La mineba, elle, savait que quelque chose déviait depuis le début de la soirée. Aucun maître d’hôtel ne l’avait invitée à rejoindre la table d’honneur. Son nom ne figurait sur aucun carton de placement. Hug avait circulé parmi les investisseurs sans jamais revenir vers elle.
La mère de Hug, Camille, était apparue avec un sourire étudié, glissant des questions sur l’enfance de la mineba, ses origines modestes, sa famille, comme si ces sujets étaient des curiosités exotiques offertes au jugement silencieux des oreilles proches. La mineba avait répondu avec retenue, consciente que chaque mot pouvait être utilisé contre elle. Lorsque Hug invita une femme à le rejoindre sur l’estrade, la mineba sentit sa poitrine se serrer. La femme sourit comme si cette place lui avait toujours appartenu.

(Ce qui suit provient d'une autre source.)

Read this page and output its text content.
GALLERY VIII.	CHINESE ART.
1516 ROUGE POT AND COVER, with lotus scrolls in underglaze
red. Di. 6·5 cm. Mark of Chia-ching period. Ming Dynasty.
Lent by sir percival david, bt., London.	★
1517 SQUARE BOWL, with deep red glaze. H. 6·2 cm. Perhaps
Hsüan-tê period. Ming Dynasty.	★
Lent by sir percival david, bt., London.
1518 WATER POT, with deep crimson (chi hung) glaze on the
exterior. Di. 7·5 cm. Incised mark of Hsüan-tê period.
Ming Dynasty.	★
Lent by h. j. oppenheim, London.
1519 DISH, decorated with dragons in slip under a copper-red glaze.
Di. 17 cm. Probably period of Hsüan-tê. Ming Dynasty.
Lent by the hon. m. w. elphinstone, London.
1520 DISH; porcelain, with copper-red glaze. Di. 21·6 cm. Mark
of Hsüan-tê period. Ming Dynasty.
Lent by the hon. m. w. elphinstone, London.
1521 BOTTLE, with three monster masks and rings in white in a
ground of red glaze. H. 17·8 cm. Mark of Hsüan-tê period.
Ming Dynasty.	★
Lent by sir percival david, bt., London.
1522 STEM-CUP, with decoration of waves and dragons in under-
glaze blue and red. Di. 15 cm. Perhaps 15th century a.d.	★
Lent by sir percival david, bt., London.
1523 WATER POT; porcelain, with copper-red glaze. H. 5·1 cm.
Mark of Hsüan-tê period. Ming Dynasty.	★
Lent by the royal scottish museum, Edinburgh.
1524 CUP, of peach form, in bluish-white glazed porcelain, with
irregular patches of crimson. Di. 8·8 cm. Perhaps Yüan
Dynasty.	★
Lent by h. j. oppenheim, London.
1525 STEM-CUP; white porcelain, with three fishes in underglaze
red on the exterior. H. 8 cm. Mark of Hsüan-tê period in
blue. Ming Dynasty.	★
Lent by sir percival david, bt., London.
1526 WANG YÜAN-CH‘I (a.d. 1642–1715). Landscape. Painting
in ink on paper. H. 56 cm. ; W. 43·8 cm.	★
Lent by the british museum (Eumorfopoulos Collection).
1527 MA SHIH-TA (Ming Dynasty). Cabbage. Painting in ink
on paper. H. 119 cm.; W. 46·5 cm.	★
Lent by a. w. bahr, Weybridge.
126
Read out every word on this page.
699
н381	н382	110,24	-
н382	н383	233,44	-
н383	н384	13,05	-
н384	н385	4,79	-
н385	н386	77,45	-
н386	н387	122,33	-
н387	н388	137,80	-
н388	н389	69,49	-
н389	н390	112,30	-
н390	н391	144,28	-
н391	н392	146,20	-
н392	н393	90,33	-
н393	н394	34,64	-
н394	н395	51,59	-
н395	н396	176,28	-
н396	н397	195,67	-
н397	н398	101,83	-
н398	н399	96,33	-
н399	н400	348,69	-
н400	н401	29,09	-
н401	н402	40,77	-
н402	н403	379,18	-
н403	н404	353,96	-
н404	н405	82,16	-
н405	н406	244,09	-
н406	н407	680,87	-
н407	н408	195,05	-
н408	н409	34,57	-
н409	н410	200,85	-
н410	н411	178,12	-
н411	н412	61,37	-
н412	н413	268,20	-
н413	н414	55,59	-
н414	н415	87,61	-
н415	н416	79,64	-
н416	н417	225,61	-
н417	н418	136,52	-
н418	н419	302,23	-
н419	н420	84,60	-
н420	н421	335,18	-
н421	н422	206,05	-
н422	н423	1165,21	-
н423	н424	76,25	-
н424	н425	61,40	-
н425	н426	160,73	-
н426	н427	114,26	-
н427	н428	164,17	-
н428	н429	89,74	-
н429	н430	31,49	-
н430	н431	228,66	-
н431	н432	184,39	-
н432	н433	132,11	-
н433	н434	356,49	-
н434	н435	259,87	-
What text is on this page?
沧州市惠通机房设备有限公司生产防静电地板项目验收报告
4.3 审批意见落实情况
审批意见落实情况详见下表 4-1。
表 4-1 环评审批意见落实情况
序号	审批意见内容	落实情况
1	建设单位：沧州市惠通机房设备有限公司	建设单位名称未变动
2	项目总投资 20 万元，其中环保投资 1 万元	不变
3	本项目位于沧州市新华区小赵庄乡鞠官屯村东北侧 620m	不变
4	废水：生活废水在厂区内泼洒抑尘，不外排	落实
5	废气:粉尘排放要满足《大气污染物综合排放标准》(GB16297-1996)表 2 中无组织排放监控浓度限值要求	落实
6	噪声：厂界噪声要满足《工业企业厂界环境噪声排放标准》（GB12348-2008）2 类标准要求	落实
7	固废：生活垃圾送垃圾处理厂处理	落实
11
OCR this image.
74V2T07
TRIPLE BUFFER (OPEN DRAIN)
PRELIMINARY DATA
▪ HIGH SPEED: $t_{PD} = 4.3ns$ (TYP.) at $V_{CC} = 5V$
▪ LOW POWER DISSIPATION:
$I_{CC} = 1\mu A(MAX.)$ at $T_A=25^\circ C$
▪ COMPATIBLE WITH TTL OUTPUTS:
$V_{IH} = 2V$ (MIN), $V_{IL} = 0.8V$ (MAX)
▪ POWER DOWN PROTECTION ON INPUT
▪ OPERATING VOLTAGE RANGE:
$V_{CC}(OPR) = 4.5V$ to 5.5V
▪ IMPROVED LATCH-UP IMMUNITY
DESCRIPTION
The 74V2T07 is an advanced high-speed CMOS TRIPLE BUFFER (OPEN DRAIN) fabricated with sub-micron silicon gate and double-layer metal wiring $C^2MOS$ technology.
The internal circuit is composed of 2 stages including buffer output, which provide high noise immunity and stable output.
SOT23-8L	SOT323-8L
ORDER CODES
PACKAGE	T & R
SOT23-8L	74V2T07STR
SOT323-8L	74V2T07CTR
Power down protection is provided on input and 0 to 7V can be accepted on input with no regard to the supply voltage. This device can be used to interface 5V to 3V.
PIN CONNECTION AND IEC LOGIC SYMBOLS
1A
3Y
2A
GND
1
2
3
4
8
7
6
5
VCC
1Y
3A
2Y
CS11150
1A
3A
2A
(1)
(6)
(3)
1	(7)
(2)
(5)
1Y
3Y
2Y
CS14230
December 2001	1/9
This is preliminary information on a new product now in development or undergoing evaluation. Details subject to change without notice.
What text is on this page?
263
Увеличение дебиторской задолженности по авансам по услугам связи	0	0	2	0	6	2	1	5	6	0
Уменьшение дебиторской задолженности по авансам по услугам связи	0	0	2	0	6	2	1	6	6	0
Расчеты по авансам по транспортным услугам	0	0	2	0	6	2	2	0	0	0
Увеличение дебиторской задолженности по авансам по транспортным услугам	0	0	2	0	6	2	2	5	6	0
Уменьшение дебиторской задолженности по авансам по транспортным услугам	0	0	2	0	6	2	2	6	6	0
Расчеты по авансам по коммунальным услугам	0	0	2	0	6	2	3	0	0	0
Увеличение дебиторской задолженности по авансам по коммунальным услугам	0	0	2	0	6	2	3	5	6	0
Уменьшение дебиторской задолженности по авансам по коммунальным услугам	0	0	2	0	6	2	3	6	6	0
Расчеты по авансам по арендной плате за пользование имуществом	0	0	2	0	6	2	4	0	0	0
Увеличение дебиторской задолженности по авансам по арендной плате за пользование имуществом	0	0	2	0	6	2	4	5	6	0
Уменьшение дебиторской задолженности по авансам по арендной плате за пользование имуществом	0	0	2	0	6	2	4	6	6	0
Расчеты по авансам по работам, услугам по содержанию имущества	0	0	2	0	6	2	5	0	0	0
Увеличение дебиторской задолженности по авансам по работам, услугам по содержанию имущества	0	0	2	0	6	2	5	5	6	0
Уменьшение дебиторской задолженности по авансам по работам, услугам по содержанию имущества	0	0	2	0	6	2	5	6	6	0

Hug la présenta comme sa nouvelle partenaire, celle qui allait désormais représenter sa famille dans le cadre d’une vision stratégique. Personne ne se tourna vers la mineba. Aucun regard ne chercha à établir un lien avec elle. Elle était devenue un angle mort collectif, effacé par la narration dominante.
En une phrase soigneusement formulée, Hug venait d’effacer sa propre épouse de sa vie. Personne ne lui demanda si elle allait bien. Personne ne lui demanda pourquoi l’épouse légitime n’était pas invitée à monter sur scène. La mineba resta debout, seule au milieu des conversations qui reprenaient, comme si rien ne venait de se passer.
Elle avait vingt ans lorsque sa mère était morte. Elle avait appris à se taire, à encaisser, à sourire quand on l’humiliait. Mais ce soir-là, quelque chose en elle se fissura. Un homme en costume sombre, Jean-Luc Montaigne, s’approcha d’elle avec une politesse presque solennelle, accompagné d’un conseiller juridique qui se contenta de prendre des notes.
Il lui tendit une carte de visite sans un mot de plus. La mineba la prit, la retourna entre ses doigts, puis releva les yeux vers l’estrade où Hug posait sa main sur l’épaule de sa nouvelle compagne. La femme qu’il regardait en souriant était la fille cachée d’un PDG milliardaire. Et ce soir-là, ce n’était pas la mineba qui perdait tout.
C’était eux qui venaient de faire la pire erreur de leur vie.